Streaming : la plateforme de jazz et de classique Vialma mise sur le Pass Culture
Par Thomas Corlin | Le | Diffusion, booking
Lancée en 2015 dans le classique, puis dans le jazz il y a deux ans, la plateforme de streaming Vialma est un espace en ligne privilégié pour des esthétiques musicales souvent isolées. Son fondateur Guillaume Descottes voit dans le Pass Culture une opportunité de renouveler leurs publics.
À quel besoin répondait la création de Vialma ?
En cumulant toutes nos activités et nos abonnés, nous comptabilisons 100 000 auditeurs par mois.
Il y a certes une offre abondante aujourd’hui en musique streamée, et parfois très spécialisée, notamment avec les playlists Youtube. Il y a aussi 30 millions de mélomanes en Europe selon les statistiques, c’est-à-dire des gens qui achètent de la musique, pas seulement des auditeurs gratuits de radio ou de streaming. Parmi ceux-là, seulement 5 millions sont abonnés à un service de streaming. Malgré tout cela, il n’existait pas de marque forte qui revendique des musiques comme le classique et le jazz (c’est aussi le cas, dans une autre mesure, pour l’électro) et ne se contente pas de récupérer autant de catalogue que possible pour de mettre un simple bouton « play » dessus. C’est ce que nous voulons faire avec Vialma, ainsi qu’un espace d’échange entre passionnés.
Quel est l’audience de votre plateforme et son business model ?
Nous fonctionnons par abonnement mensuel : à 9,90 €, l’abonné a accès à tous nos contenus audio mais aussi vidéo dans les deux styles, et pour 5,90 € il peut avoir accès à notre catalogue audio seulement, en jazz ou en classique selon son choix. Nous travaillons aussi pour des institutions qui ont besoin de nos services de streaming, telles que l’Opéra de Paris, le Festival d’Aix-en-Provence (Bouches-du-Rhône), des musées ou même des banques. Il s’agit parfois d’un simple service que nous fournissons en marque blanche.

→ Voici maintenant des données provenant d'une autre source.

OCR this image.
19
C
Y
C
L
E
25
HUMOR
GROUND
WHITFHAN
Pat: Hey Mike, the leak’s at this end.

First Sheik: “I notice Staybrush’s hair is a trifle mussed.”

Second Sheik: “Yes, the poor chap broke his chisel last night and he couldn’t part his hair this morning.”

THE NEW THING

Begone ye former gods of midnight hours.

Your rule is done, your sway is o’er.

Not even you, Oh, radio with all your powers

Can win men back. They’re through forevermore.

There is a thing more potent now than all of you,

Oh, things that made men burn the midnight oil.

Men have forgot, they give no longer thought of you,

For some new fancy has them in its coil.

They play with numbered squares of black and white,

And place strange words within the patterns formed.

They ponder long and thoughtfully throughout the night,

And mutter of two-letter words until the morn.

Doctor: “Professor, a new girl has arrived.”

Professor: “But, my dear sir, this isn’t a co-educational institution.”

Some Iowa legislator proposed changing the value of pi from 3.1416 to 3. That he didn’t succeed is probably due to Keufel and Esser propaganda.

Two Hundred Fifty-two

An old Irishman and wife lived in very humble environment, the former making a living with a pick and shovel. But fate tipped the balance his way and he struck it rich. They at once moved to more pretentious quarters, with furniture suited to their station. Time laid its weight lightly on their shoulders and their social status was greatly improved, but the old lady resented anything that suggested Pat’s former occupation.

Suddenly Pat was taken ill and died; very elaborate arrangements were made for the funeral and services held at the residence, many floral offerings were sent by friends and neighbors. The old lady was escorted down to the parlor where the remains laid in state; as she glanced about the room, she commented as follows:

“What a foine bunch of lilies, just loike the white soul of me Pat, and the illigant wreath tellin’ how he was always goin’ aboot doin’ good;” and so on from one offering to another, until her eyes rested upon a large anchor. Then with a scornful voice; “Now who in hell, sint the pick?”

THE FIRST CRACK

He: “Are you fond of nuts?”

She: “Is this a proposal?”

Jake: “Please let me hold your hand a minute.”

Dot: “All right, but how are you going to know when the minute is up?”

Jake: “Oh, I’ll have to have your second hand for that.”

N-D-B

En cumulant toutes ces activités et nos abonnés, nous comptabilisons 100 000 auditeurs par mois, c’est-à-dire le streaming au moins une fois un de nos contenus.
Le Pass Culture comptabilise maintenant 700 000 usagers, comment votre offre peut-elle se positionner sur ce support ?

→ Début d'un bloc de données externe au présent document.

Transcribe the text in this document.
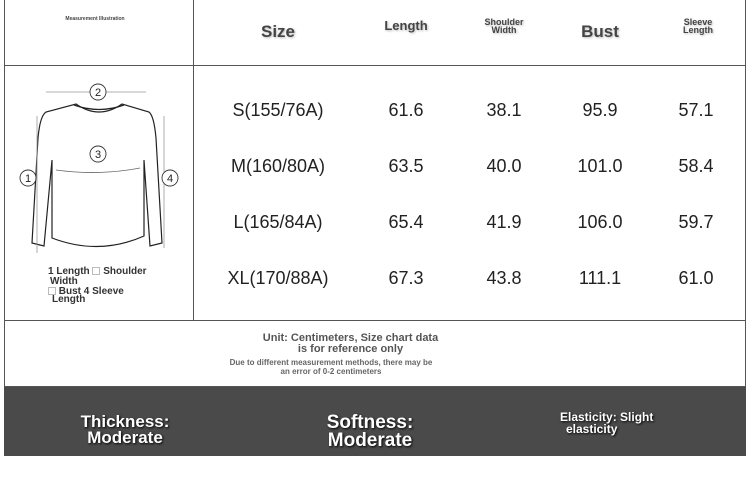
Measurement Illustration
Size	Length	Shoulder Width	Bust	Sleeve Length
1
2
3
4
1 Length Shoulder
Width
Bust 4 Sleeve
Length
S(155/76A)	61.6	38.1	95.9	57.1
M(160/80A)	63.5	40.0	101.0	58.4
L(165/84A)	65.4	41.9	106.0	59.7
XL(170/88A)	67.3	43.8	111.1	61.0
Unit: Centimeters, Size chart data is for reference only
Due to different measurement methods, there may be an error of 0-2 centimeters
Thickness:
Moderate
Softness:
Moderate
Elasticity: Slight
elasticity
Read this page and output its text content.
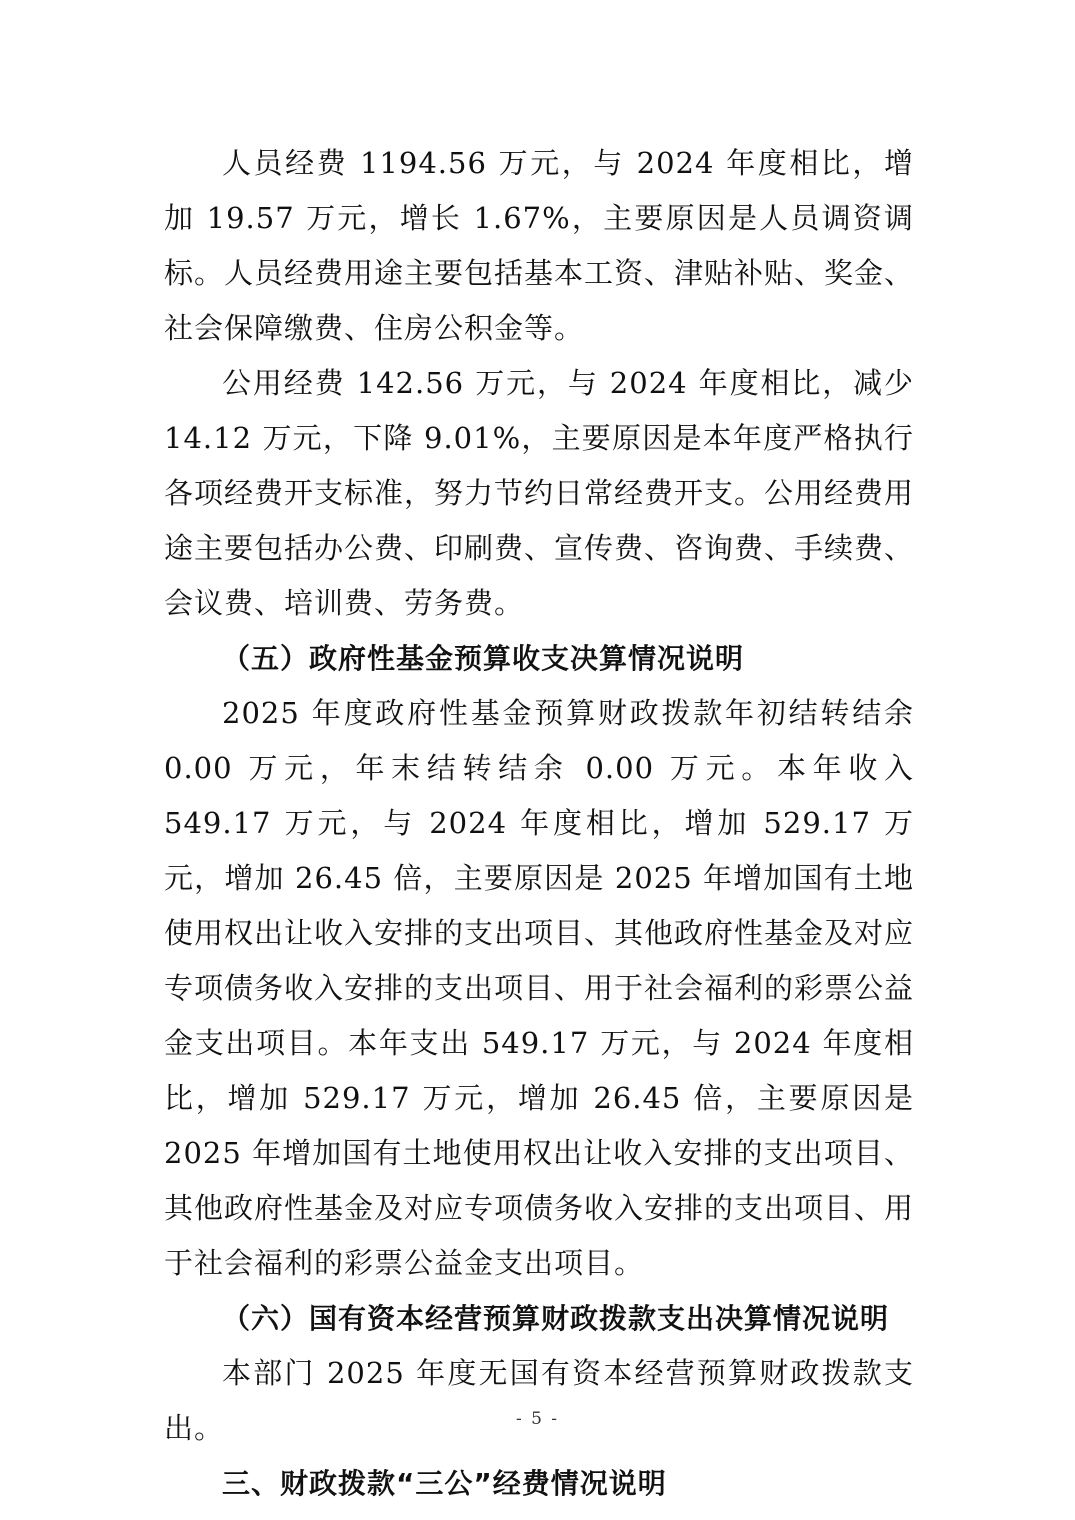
人员经费 1194.56 万元，与 2024 年度相比，增加 19.57 万元，增长 1.67%，主要原因是人员调资调标。人员经费用途主要包括基本工资、津贴补贴、奖金、社会保障缴费、住房公积金等。

公用经费 142.56 万元，与 2024 年度相比，减少 14.12 万元，下降 9.01%，主要原因是本年度严格执行各项经费开支标准，努力节约日常经费开支。公用经费用途主要包括办公费、印刷费、宣传费、咨询费、手续费、会议费、培训费、劳务费。

（五）政府性基金预算收支决算情况说明

2025 年度政府性基金预算财政拨款年初结转结余 0.00 万元，年末结转结余 0.00 万元。本年收入 549.17 万元，与 2024 年度相比，增加 529.17 万元，增加 26.45 倍，主要原因是 2025 年增加国有土地使用权出让收入安排的支出项目、其他政府性基金及对应专项债务收入安排的支出项目、用于社会福利的彩票公益金支出项目。本年支出 549.17 万元，与 2024 年度相比，增加 529.17 万元，增加 26.45 倍，主要原因是 2025 年增加国有土地使用权出让收入安排的支出项目、其他政府性基金及对应专项债务收入安排的支出项目、用于社会福利的彩票公益金支出项目。

（六）国有资本经营预算财政拨款支出决算情况说明

本部门 2025 年度无国有资本经营预算财政拨款支出。

三、财政拨款“三公”经费情况说明

- 5 -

C’est un outil qui a beaucoup d’avantages. Tout d’abord, son lancement en deux temps, d’abord sur quelques départements puis sur tout le territoire, a permis de le tester et de l’affiner pour être au plus proche des usages de cette génération - et cet affinage se poursuivra probablement. Ensuite, il y a un équilibre intéressant entre activités digitales et activités locales de proximité. Il est possible d’y trouver à la fois des plateformes mais aussi d’aller acheter des livres dans une librairie indépendante, voir un film dans un petit cinéma, etc.
Il faut que les plateformes présentes sur le Pass Culture fassent un effort marketing.
Se positionner sur l’offre du Pass Culture nécessitera à la fois d’affiner notre contenu - des playlists adaptées par exemple - et de mettre les moyens en marketing pour donner une identité à notre page. Par ailleurs, le Pass Culture, c’est l’État qui parle à des jeunes, ça ne sera jamais aussi sexy que Beyoncé qui créerait une plateforme pour que son public aille dans des cinémas indépendants ou autres. Il faut donc faire un effort marketing, et ce n’est plus à l’État de le faire, mais aux entités présentes sur l’application.
Comment jaugez-vous l’intérêt du jeune public pour des genres comme le classique et le jazz ?
Il y en a un, il est fort, même si ce n’est pas un tsunami. Nous remarquons qu’il y a un champ pour les playlists de jazz ou de classique en période de révision par exemple. Au Royaume-Uni, Classic FM, station spécialisée en classique, s’est hissée parmi les plus écoutées par les 30-35 ans - ce n’est pas le même segment d’auditeurs, mais c’est intéressant. La difficulté principale dans un pays comme la France est la place faite à la musique dans l’enseignement. Il est prouvé que les gens qui écoutent du classique ont pratiqué d’un instrument, ce qui est davantage le cas à l’étranger que chez nous.
Enfin, notre offre doit s’adapter, parler plus facilement. Il existe une certaine orthodoxie chez certains dans le classique par exemple, qui ne veulent pas renoncer à couper le classique de son contexte, et restent dans une logique de patrimoine. Je pense pour ma part que nous devons vivre avec notre temps - comme bien des compositeurs de classique l’ont fait, du baroque à Satie - et trouver une approche plus souple pour enfin toucher un public jeune, ce que nous désespérons de faire.